WSHA strives to ensure that all our state’s diverse communities and patients have access to high-quality and equitable health care. Hospitals provide the only lifesaving care to patients – 24 hours a day, 7 days a week. Hospitals provide both inpatient and outpatient care, everything from primary to specialty care. They continue to face challenges to deliver care as patient demand exceeds workforce capabilities and complex patients remain in hospitals long after they are ready for discharge.

In 2023, Washington’s hospitals employed more than 117,000 people. Hospitals statewide provided more than $490 million in charity care – an increase of more than $100 million annually since 2020. In 2022, hospitals invested more than $200 million in community-building activities. Hospitals also absorbed close to $3 billion in government payer shortfalls (Medicare and Medicaid).
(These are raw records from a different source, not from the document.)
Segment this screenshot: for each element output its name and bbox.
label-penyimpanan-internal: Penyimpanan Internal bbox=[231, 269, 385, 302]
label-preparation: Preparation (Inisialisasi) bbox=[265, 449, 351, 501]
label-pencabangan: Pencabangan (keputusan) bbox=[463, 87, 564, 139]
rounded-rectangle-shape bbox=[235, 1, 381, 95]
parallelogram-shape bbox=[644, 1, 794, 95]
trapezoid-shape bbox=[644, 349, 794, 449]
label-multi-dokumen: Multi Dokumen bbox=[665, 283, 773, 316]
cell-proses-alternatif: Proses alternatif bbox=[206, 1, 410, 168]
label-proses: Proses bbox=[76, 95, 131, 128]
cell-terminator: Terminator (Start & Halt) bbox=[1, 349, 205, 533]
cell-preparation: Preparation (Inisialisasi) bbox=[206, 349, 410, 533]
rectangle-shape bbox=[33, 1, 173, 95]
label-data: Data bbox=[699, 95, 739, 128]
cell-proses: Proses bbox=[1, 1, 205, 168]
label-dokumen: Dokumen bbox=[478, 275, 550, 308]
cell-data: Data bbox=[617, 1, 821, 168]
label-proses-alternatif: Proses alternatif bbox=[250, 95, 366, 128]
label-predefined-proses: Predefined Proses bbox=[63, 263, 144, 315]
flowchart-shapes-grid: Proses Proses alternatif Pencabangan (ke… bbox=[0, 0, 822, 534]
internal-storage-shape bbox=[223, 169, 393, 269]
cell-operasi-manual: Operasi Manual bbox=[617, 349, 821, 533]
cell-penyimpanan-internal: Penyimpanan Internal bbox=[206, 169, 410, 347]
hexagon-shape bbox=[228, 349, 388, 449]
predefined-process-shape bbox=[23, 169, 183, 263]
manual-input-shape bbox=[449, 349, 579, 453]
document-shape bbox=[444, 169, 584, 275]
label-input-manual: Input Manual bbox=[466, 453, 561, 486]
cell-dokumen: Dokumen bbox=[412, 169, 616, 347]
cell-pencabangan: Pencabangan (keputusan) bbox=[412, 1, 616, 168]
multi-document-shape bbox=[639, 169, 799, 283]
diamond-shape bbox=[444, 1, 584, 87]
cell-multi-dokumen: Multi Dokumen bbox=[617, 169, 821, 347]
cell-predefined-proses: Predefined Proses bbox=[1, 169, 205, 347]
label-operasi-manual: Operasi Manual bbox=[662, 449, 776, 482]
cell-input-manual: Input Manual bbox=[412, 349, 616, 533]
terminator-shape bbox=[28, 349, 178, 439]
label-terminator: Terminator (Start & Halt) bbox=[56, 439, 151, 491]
Hospital systems are the only providers mandated by the state to provide charity care. Hospital systems are often the only providers seeing Medicaid and Medicare patients. Nonprofit hospital systems are the only providers mandated to provide community benefits. While hospital systems do have property tax relief, this is more than offset by the charity care, Medicare and Medicaid costs that hospitals subsidized. Acute care hospitals in our states are almost all non-profit or public hospital districts.

WSHA’s 2025 legislative priorities are grounded in the following key principles:

  • Ensure patients have health coverage and access throughout the care continuum before, during and after hospitalization.
  • Ensure hospitals are financially stable institutions serving their communities, long into the future.
  • Maintain flexibility for hospital operations while mitigating new regulations that often add costs and complexity to the care hospitals deliver.